Movie Recommender System

1 Project Overview

This project is a Chinese movie recommendation system that suggests movies based on genres, famous actors, endings, voting, and ratings.
The dataset consists of 90 Chinese movies from IMDb, and multiple machine learning techniques are used to analyze and predict movie popularity.

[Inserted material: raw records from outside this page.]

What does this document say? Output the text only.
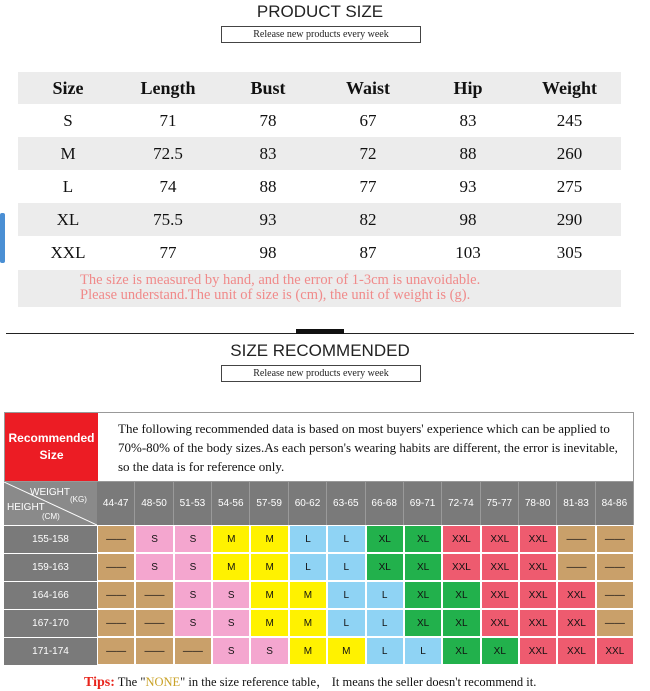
PRODUCT SIZE
Release new products every week
Size	Length	Bust	Waist	Hip	Weight
S	71	78	67	83	245
M	72.5	83	72	88	260
L	74	88	77	93	275
XL	75.5	93	82	98	290
XXL	77	98	87	103	305
The size is measured by hand, and the error of 1-3cm is unavoidable.
Please understand.The unit of size is (cm), the unit of weight is (g).
SIZE RECOMMENDED
Release new products every week
Recommended
Size
The following recommended data is based on most buyers' experience which can be applied to 70%-80% of the body sizes.As each person's wearing habits are different, the error is inevitable, so the data is for reference only.
WEIGHT
(KG)
HEIGHT
(CM)
44-47	48-50	51-53	54-56	57-59	60-62	63-65	66-68	69-71	72-74	75-77	78-80	81-83	84-86
155-158	——	S	S	M	M	L	L	XL	XL	XXL	XXL	XXL	——	——
159-163	——	S	S	M	M	L	L	XL	XL	XXL	XXL	XXL	——	——
164-166	——	——	S	S	M	M	L	L	XL	XL	XXL	XXL	XXL	——
167-170	——	——	S	S	M	M	L	L	XL	XL	XXL	XXL	XXL	——
171-174	——	——	——	S	S	M	M	L	L	XL	XL	XXL	XXL	XXL
Tips: The "NONE" in the size reference table， It means the seller doesn't recommend it.
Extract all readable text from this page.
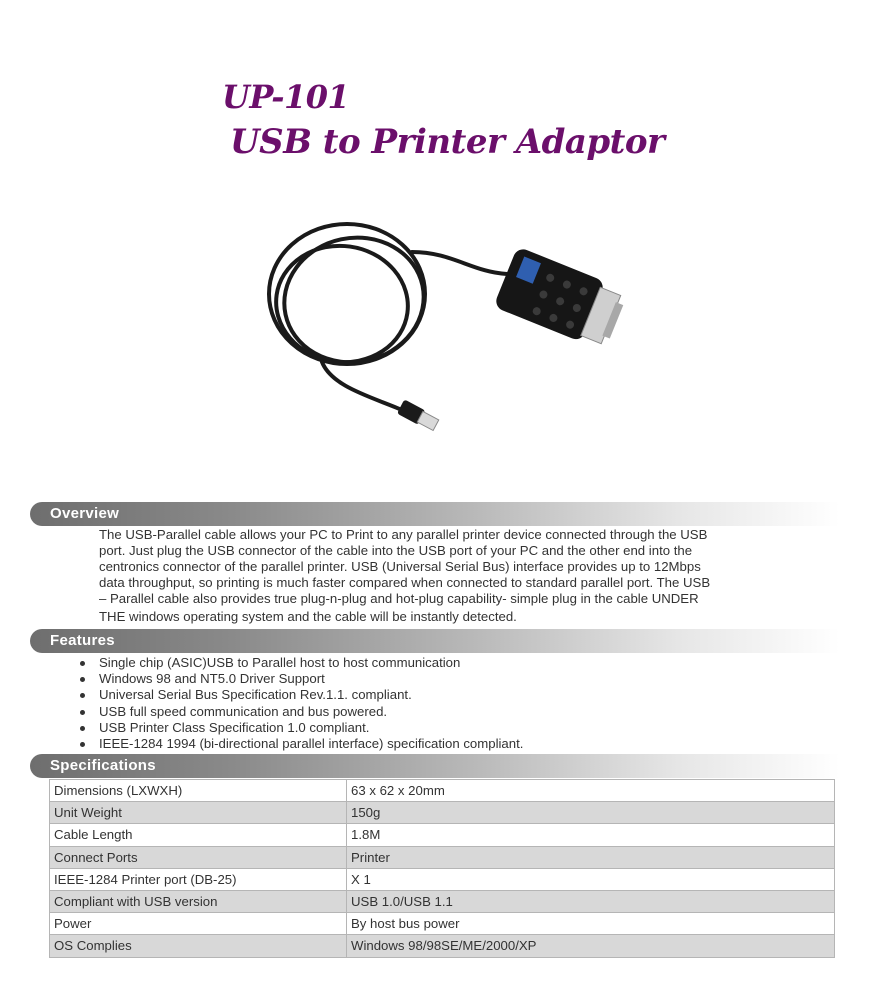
UP-101
USB to Printer Adaptor
Overview
The USB-Parallel cable allows your PC to Print to any parallel printer device connected through the USB
port. Just plug the USB connector of the cable into the USB port of your PC and the other end into the
centronics connector of the parallel printer. USB (Universal Serial Bus) interface provides up to 12Mbps
data throughput, so printing is much faster compared when connected to standard parallel port. The USB
– Parallel cable also provides true plug-n-plug and hot-plug capability- simple plug in the cable UNDER
THE windows operating system and the cable will be instantly detected.
Features
Single chip (ASIC)USB to Parallel host to host communication
Windows 98 and NT5.0 Driver Support
Universal Serial Bus Specification Rev.1.1. compliant.
USB full speed communication and bus powered.
USB Printer Class Specification 1.0 compliant.
IEEE-1284 1994 (bi-directional parallel interface) specification compliant.
Specifications
Dimensions (LXWXH)	63 x 62 x 20mm
Unit Weight	150g
Cable Length	1.8M
Connect Ports	Printer
IEEE-1284 Printer port (DB-25)	X 1
Compliant with USB version	USB 1.0/USB 1.1
Power	By host bus power
OS Complies	Windows 98/98SE/ME/2000/XP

1.1 Technologies and Methods Used

1.1.1 Technologies

Python (for data cleaning)
Pandas (for data processing)
Plotly (for interactive visualizations)
R (for modeling and evaluation)

1.1.2 Methods

Calculate similarity using Euclidean and Manhattan distances to recommend the top 5 movies based on a list of 5 watched titles.
Classify movie groups using k-means with different feature sets and k values.
Use KNN to predict popular movies based on selected features with train/test splits.
Apply a Decision Tree to predict high-rating movies using selected features.
Fit a Logistic Regression to estimate the probability of high rating.

1.2 Key Findings

For recommendations, both Euclidean and Manhattan distances work effectively.
For unsupervised methods like K-Means, groupings can be inconsistent on this small dataset.
Famous leads may influence ratings, but the sample size limits strong conclusions.
For supervised methods (KNN, Decision Tree, Logistic Regression), accuracy rates are relatively high and similar; Decision Tree achieved the best accuracy in this study.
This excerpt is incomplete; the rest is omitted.